116 3rd St SE
Cedar Rapids, Iowa 52401
The Linn County Board of Supervisors is preparing to vote on a pair of solar energy projects being proposed near Palo, close the site of the closed Duane Arnold Nuclear Power Plant. The projects have stirred controversy, particularly among nearby residents.
Some have argued they don’t want to live near large solar installations and worry about declining property values. Others have questioned the use of productive farmland for the solar projects. Concerns have been expressed about the safety of a battery storage facility.
We understand these concerns. But we think, on balance, the benefits of NextEra’s Duane Arnold Solar projects outweigh these concerns. We urge the Board of Supervisors to move ahead with projects.
The application for the projects, Solar I, placing panels on 316 acres of an 857-acre site, and Solar II installing panels on 815 acres of a 1,780-acre site, seeks to mitigate the impact on neighbors and the land. It includes a vegetation management plan, setbacks from neighboring properties and screening, among other measures.
NextEra is developing the project and Alliant Energy has filed a proposal with the Iowa Utilities Board to eventually buy the facilities. The IUB will have the final say on the sale.
To us, it’s the big picture that matters most. To head off the worst consequences of a global climate crisis, we need to expand the availability of clean, renewable energy. Too much of our electricity still is produced by burning fossil fuels that release climate warming carbon dioxide into the atmosphere. That needs to change, and time is running out take action. The solar project is estimated to reduce carbon emissions by roughly 9.49 million metric tons per year.

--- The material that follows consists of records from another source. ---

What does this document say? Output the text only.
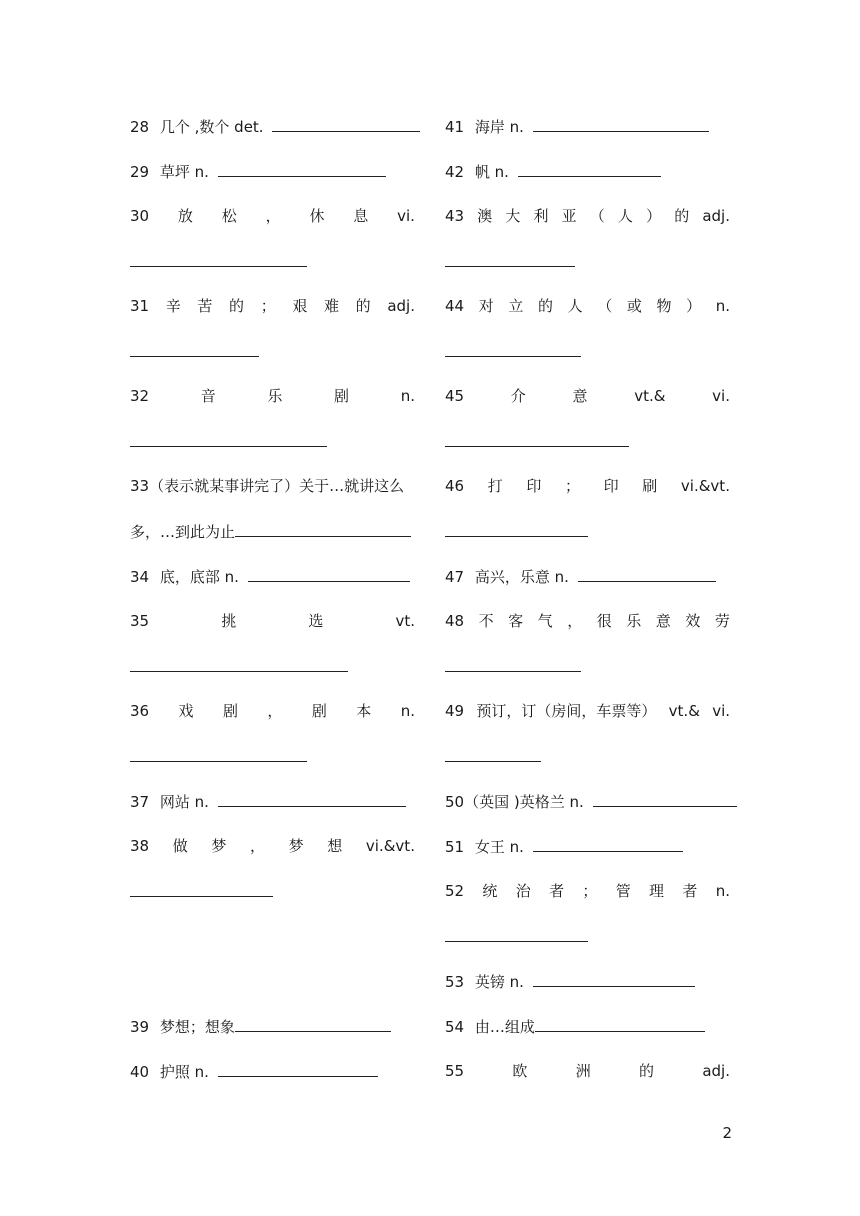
28 几个 ,数个 det.
29 草坪 n.
30 放 松 ， 休 息 vi.
31 辛 苦 的 ； 艰 难 的 adj.
32	音	乐	剧	n.
33（表示就某事讲完了）关于…就讲这么
多，…到此为止
34 底，底部 n.
35	挑	选	vt.
36 戏 剧 ， 剧 本 n.
37 网站 n.
38 做 梦 ， 梦 想 vi.&vt.
39 梦想；想象
40 护照 n.
41 海岸 n.
42 帆 n.
43 澳 大 利 亚 （ 人 ） 的 adj.
44 对 立 的 人 （ 或 物 ） n.
45	介	意	vt.&	vi.
46 打 印 ； 印 刷 vi.&vt.
47 高兴，乐意 n.
48 不 客 气 ， 很 乐 意 效 劳
49 预订，订（房间，车票等） vt.& vi.
50（英国 )英格兰 n.
51 女王 n.
52 统 治 者 ； 管 理 者 n.
53 英镑 n.
54 由…组成
55	欧	洲	的	adj.
2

Yes, the solar projects will not churn out megawatts like the nuclear power plant did. Solar I has a peak output of 50 MW and Solar II can generate up to 150 MW, although power output will vary based on weather and other factors, hence the need for the 75 MW battery storage system.
But the projects represent steps toward producing electricity in a more sustainable way. Iowa is already a national leader in wind power. And we see no reason it can’t fill a leadership role on solar.
The Board of Supervisors will meet Monday at 6 p.m. at the Palo Community Center. We hope all residents with an interest in the projects gather and weigh in. Two other meetings will be held on Aug. 30 and Sept. 6.